Indonesia university revokes niqab ban after criticism

Dunya News

Indonesian university whose ban on niqab made global headlines has reversed policy after criticism.

YOGYAKARTA (AFP) - An Indonesian university whose ban on niqab face veils made global headlines has reversed the policy following criticism that it trampled on personal choice.

Sunan Kalijaga State Islamic University in Indonesia s cultural capital Yogyakarta issued the edict last week to more than three dozen niqab-wearing students -- and warned they could be expelled for non-compliance.

The school, which has about 10,000 students, had said the now-cancelled rule was aimed at countering religious extremism in the world s biggest Muslim majority country.

"The guidance concerning students using a face veil will be revoked in order to maintain an academic climate that is conducive to fairness," said a statement issued by the university at the weekend.

Backers of the new rules said wearing the full veil with a small slit for the eyes was not a religious obligation, but critics saw the anti-niqab appeal as impinging on individual rights.

Another school in Yogyakarta, Ahmad Dahlan University, has also urged students not to wear the niqab -- without penalty for non-compliance -- while several Indonesian universities have issued niqab bans in the past.

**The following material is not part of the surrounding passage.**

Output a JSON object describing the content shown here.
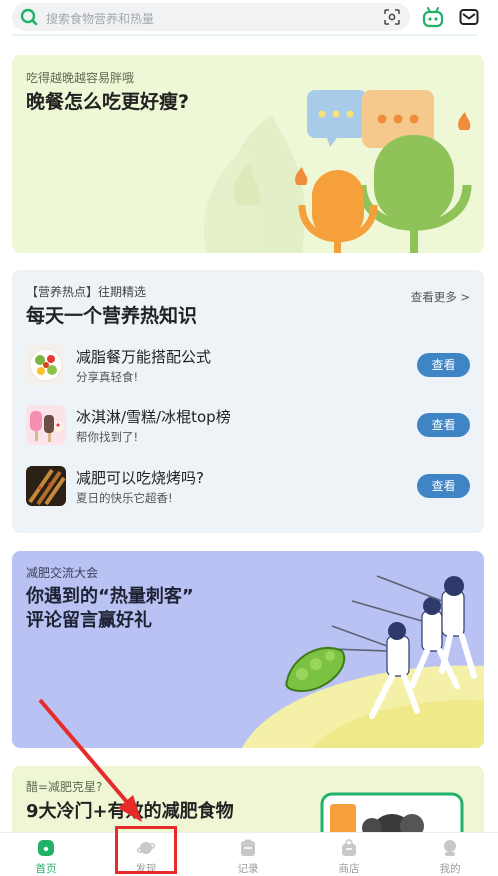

Although niqabs are common in ultra-conservative Saudi Arabia and some other Gulf states, they re rare in secular Indonesia, where around 90 percent of its 260 million people have traditionally followed a moderate form of Islam, and are often seen as an unwelcome Arab export.

Indonesia s reputation as a bastion of progressiveness and religious tolerance has recently been tested by a government push to outlaw gay and pre-marital sex.

The conservative lurch comes as once-fringe Islamic political parties move into the mainstream.

The niqab has been at the centre of a heated global debate over religious freedom and women s rights, with France the first European country to ban it in public spaces.